Another great source of information on innovative processes and successful installation programs is PRO-ACT. To assist Air Force personnel in meeting environmental guidelines and pollution prevention goals, the Air Force Center for Environmental Excellence (AFCEE) sponsors PRO-ACT, an environmental clearinghouse and research service. PRO-ACT researchers draw on the resources of management and operating contractors at various Air Force locations, other Federal and DoD Agencies, the EPA, state agencies, national research and development laboratories and industry.
PRO-ACT offers a broad range of services free of charge to all Air Force personnel. These services include up to 40 hours of research on environmental issues, regulatory alerts and updates, fact sheets on topics of general interest, bibliographic assistance, database and literature searches and crossfeed information packages containing research summaries, new technology information and lessons-learned documentation.

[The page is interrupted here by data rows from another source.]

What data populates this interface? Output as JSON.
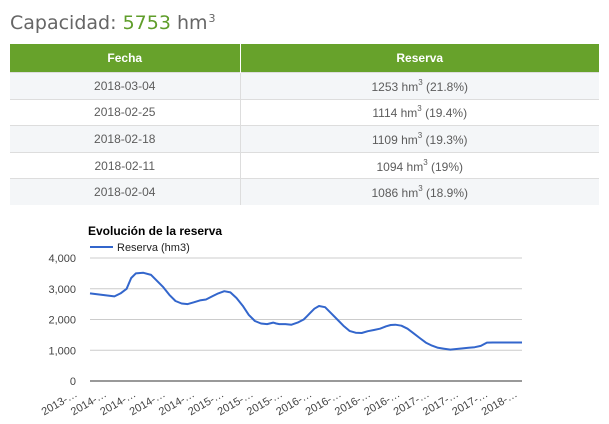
{
  "capacity": {
    "label": "Capacidad:",
    "value": "5753",
    "unit": "hm",
    "unit_exp": "3"
  },
  "table": {
    "headers": [
      "Fecha",
      "Reserva"
    ],
    "rows": [
      {
        "date": "2018-03-04",
        "value": "1253 hm",
        "exp": "3",
        "pct": " (21.8%)"
      },
      {
        "date": "2018-02-25",
        "value": "1114 hm",
        "exp": "3",
        "pct": " (19.4%)"
      },
      {
        "date": "2018-02-18",
        "value": "1109 hm",
        "exp": "3",
        "pct": " (19.3%)"
      },
      {
        "date": "2018-02-11",
        "value": "1094 hm",
        "exp": "3",
        "pct": " (19%)"
      },
      {
        "date": "2018-02-04",
        "value": "1086 hm",
        "exp": "3",
        "pct": " (18.9%)"
      }
    ]
  },
  "colors": {
    "header": "#67a22b",
    "capacity_value": "#5f9d2a",
    "series": "#3366cc"
  },
  "chart_data": {
    "type": "line",
    "title": "Evolución de la reserva",
    "legend": "top-left",
    "series": [
      {
        "name": "Reserva (hm3)",
        "x": [
          0,
          0.4,
          0.8,
          1.0,
          1.2,
          1.35,
          1.5,
          1.75,
          2.0,
          2.2,
          2.4,
          2.6,
          2.8,
          3.0,
          3.2,
          3.4,
          3.6,
          3.8,
          4.0,
          4.2,
          4.4,
          4.6,
          4.8,
          5.0,
          5.2,
          5.4,
          5.6,
          5.8,
          6.0,
          6.1,
          6.2,
          6.4,
          6.6,
          6.8,
          7.0,
          7.1,
          7.2,
          7.35,
          7.5,
          7.7,
          7.9,
          8.1,
          8.3,
          8.5,
          8.7,
          8.9,
          9.1,
          9.3,
          9.5,
          9.7,
          9.85,
          10.0,
          10.2,
          10.4,
          10.6,
          10.8,
          11.0,
          11.2,
          11.4,
          11.6,
          11.8,
          12.0,
          12.2,
          12.4,
          12.6,
          12.8,
          13.0,
          13.2,
          13.4,
          13.6,
          13.8,
          14.0,
          14.1,
          14.15
        ],
        "values": [
          2850,
          2800,
          2750,
          2850,
          3000,
          3350,
          3500,
          3520,
          3450,
          3250,
          3050,
          2800,
          2600,
          2520,
          2500,
          2560,
          2620,
          2650,
          2750,
          2850,
          2920,
          2880,
          2700,
          2450,
          2150,
          1950,
          1870,
          1850,
          1900,
          1870,
          1850,
          1850,
          1830,
          1900,
          2000,
          2100,
          2200,
          2350,
          2440,
          2400,
          2200,
          2000,
          1800,
          1630,
          1570,
          1560,
          1620,
          1660,
          1700,
          1780,
          1820,
          1830,
          1800,
          1700,
          1550,
          1400,
          1250,
          1150,
          1080,
          1050,
          1020,
          1040,
          1060,
          1080,
          1100,
          1140,
          1250,
          1253,
          1253,
          1253,
          1253,
          1253,
          1253,
          1253
        ]
      }
    ],
    "x_tick_labels": [
      "2013-…",
      "2014-…",
      "2014-…",
      "2014-…",
      "2014-…",
      "2015-…",
      "2015-…",
      "2015-…",
      "2016-…",
      "2016-…",
      "2016-…",
      "2016-…",
      "2017-…",
      "2017-…",
      "2017-…",
      "2018-…"
    ],
    "y_ticks": [
      "0",
      "1,000",
      "2,000",
      "3,000",
      "4,000"
    ],
    "ylim": [
      0,
      4000
    ],
    "grid": true
  }
}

Currently, PRO-ACT is staffed from 7 a.m. to 6 p.m., Central Time. PRO-ACT can be reached in a variety of ways to include:
· 1-800-233-HELO (233-4356) or DSN 240-4214 or Commercial 210-536-4214
· FAX DSN 240-4254 or 210-536-4254
· WANG e-mail to PRO-ACT
· Internet e-mail to email@example.com
· DENIX e-mail to proact
4.3 Purchasing Environmentally Preferable Products. The purchase of products containing recycled material is a necessary part of closing the reuse/recycling loop. While the RRRP manager is the chief advocate, the Environmental Protection Committee and the RRRP Sub-committee are important supporters. The effectiveness and success of this program requires senior level interest to motivate users and procurers.
The Resource Conservation and Recovery Act (RCRA) requires that EPA Guideline Items be used. The only exceptions to their use are: (1) not meeting performance specifications, (2) only available at an unreasonable price, and (3) not available within a reasonable time frame.

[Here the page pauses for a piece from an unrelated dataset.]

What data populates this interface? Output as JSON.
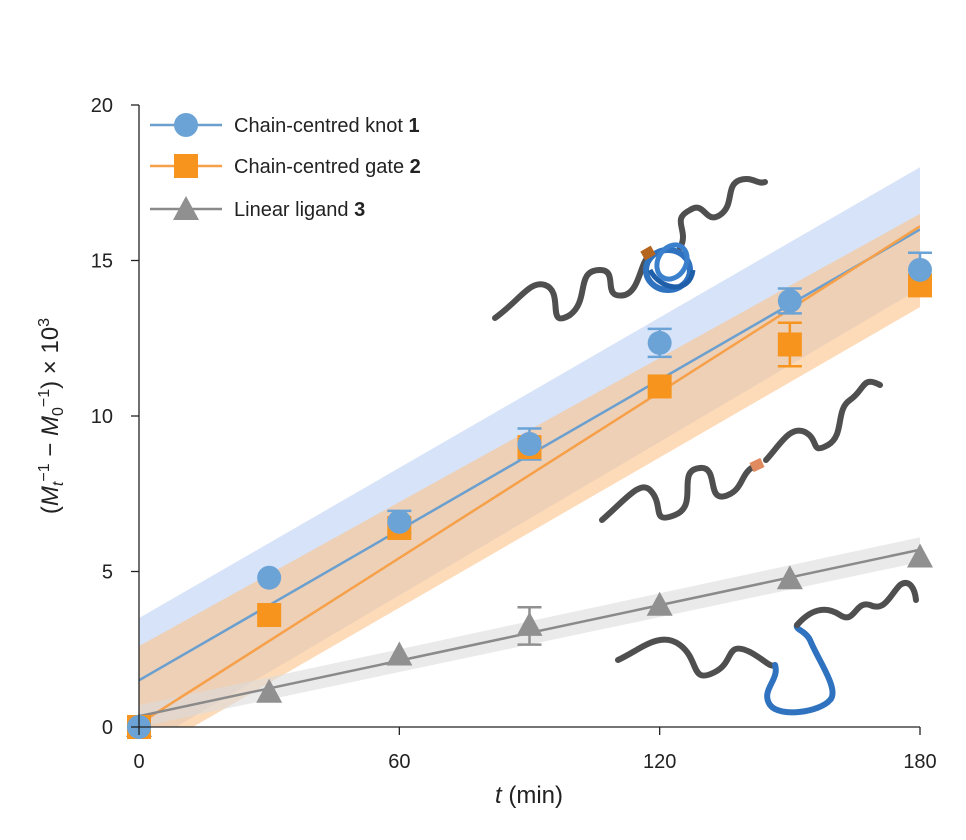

The following is a list of actions that installations may take to establish an aggressive program. Each item is followed by the office(s) typically responsible for the action.
· Review and revise specifications to eliminate preferences for virgin material and encourage the use of EPA Guideline Items, as contained in Engineering Technical Letter 94-7, Dec 94, EPA Guideline Items in Construction and Other Civil Engineering Contracts (Civil Engineer);
· Replace items in the base supply store with environmentally preferable products whenever possible and ensure the General Services Administration's Environmental Products Guide is available for users (Supply);
· Examine current maintenance operations and replace materials with EPA Guideline Items whenever possible (building insulation, concrete and cement containing fly ash: Civil Engineer; re-refined lubricating oil: Civil Engineer, and Transportation; re-tread vehicle tires: Transportation);
· Require all writing, letterhead, and copier paper to meet Executive Order 12873 requirements (Contracting, Supply, Information Management);
· Require all contract submittals, specifications, and change orders meet recycled content requirements and be printed double-sided (Contracting);
· Require all base newspapers, news magazines, and base directories to contain recycled newsprint (Public Affairs);
· Require all newly acquired/leased copy machines to automatically default to two-sided copies (Contracting, Information Management); and
· Require the use of recycled toner cartridges in all copy machines and laser printers (Contracting, Information Management, Supply).